What a beautifully written play this is, and, with equivalent demonstration of compelling writing in After All The Terrible Things I Do, also by A. Rey Pamatmat and running concurrently at the Huntington Theatre Company and also at the Boston Center for the Arts, is a real testimony to this young writer’s talents.
Here, beccoming open about one’s honosexuality is a central theme, as it is in After All The Terrible Things I Do. There is no ambiguity on the part of the protagonists about their sexual identity – they do not wrestle with their inclinations, but, personally, are clear and resolute about them. Rather, they wrestle with the prejudices of parents, other adults, and peers, and with their own hesitations, to be open about who they are.
The potency of this play is the interaction between the sexual awakening theme between Kenny and Benji, and the quasi-parental theme involving Kenny’s relationship with Edith. Love, caring, and responsibility for Edith, all traits clearly demonstrated by Kenny (subtly but beautifully expressed by Gideon Bautista’s performance), are crucial counterparts to the way in which he comes to terms with himself. The implication of this narrative is that forthrightness about one’s own nature is clearly conjoined with one’s capacity to realize a sense of responsibility in the wider circles of one’s life. Courage to be open with, and about, oneself, is the germ of the moral stance. And one of the great revelations in the play is that the determination of a twelve year old girl to stand up for herself can inspire a sixteen year old boy, Benji, to do the same for himself.
This production is beautifully done.
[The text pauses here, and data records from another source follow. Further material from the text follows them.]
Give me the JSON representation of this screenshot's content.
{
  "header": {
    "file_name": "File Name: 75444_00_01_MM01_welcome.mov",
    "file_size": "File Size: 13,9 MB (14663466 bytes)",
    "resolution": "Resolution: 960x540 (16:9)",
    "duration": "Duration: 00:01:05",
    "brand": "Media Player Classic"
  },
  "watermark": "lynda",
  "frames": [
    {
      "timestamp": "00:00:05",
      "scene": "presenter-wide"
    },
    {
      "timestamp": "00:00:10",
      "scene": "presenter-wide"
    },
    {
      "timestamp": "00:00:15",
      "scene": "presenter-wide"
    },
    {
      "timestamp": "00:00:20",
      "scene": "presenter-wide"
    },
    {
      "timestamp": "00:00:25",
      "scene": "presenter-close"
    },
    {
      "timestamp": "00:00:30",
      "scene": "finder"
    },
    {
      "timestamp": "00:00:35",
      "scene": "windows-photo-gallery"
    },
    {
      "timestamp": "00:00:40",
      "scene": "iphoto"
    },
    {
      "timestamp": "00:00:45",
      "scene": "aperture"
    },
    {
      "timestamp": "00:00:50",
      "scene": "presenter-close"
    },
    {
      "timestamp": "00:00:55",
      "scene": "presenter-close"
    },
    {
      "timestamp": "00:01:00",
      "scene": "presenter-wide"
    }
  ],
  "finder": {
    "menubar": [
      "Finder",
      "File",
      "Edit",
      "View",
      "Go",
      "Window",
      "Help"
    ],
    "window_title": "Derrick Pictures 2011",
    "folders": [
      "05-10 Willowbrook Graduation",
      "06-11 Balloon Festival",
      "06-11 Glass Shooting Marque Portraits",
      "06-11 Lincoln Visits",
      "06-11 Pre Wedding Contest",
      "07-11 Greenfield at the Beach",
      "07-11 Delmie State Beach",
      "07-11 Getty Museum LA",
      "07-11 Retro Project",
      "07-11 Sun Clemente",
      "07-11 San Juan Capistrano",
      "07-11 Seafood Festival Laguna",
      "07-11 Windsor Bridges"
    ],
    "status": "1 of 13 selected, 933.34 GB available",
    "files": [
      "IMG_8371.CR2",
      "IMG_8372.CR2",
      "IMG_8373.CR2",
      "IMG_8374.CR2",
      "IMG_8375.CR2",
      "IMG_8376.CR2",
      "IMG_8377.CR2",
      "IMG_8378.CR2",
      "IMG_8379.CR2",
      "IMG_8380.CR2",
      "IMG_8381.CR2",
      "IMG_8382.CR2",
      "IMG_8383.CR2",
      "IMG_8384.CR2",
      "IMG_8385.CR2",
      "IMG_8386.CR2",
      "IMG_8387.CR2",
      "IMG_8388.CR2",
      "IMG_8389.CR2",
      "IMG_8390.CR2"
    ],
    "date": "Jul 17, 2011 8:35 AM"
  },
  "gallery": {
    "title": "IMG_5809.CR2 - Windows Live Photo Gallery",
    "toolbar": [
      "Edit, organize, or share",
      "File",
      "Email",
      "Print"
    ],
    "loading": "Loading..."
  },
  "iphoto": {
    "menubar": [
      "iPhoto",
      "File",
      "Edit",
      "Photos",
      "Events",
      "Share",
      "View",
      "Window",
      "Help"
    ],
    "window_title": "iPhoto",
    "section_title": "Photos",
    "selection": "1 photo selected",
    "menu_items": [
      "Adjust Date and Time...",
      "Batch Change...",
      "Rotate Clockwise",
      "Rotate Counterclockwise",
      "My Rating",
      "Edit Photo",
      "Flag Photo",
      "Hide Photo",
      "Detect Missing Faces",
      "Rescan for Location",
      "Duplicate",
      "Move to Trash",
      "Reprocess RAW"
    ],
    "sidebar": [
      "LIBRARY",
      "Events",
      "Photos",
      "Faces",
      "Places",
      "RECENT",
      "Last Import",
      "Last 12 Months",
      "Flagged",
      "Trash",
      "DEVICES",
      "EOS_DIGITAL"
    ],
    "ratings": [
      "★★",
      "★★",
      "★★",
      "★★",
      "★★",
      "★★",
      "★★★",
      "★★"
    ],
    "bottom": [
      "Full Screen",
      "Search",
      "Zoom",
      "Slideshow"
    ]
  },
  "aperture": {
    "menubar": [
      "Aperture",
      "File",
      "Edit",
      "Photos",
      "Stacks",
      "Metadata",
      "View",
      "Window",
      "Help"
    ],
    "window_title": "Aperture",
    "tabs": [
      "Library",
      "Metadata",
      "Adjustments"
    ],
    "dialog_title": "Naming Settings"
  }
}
All of the performances are notably good, all different in tone, which makes for great interest in their interactions.
Maria Jan Carreon as Edith is amazingly vivid as the twelve year old. She is so funny and out there that the role really speaks volumes about courage and forthrightness. It is Edith’s determination, in her own idiom of defending her turf and her rights, that provides a model, especially for Benji, who has had trouble finding a way to be clear with the world about who he is, and Carreon’s performance makes this unlikely source of inspiration entirely believable.
Eddie Shields as Benji is exquisitely nervous and insecure, demonstrating a particular kind of spinelessness that makes him vulnerable and quaintly adorable but also pitiable. His relations with the very solid Kenny and the unbelievably determined and forthright Edith gradually feeds his own sense of whom he might become. Shields gives a nice sense of this transition.
Gideon Bautista as Kenny gives a solid, and beautifully nuanced performance, delivering a sense of quiet integrity in the midst of a personal and familial storm, all the while generating a sense of stability and determination. He is the Atticus Finch (To Kill A Mockingbird) of this play, and Bautista rises nicely to the occasion.
The writing of the play has, at once, a great naturalness to it, allowing its flow of dialogue to appear seamless and ordinary, while also providing a genuinely developed narrative structure. This is true as well of After All The Terrible Things I Do and demonstrates a wonderful capacity on Pamatmat’s part to create real drama out of what seem like normal human landscapes.
The set by Cristin M. Todesco, which features a kind of ladder leading to a loft to which the characters escape wittily serves other functions as well, including, with an attached wheel, the inside of a car, is ingenious.
The Lowdown: A wonderful production of a beautifully written play, nicely acted and directed.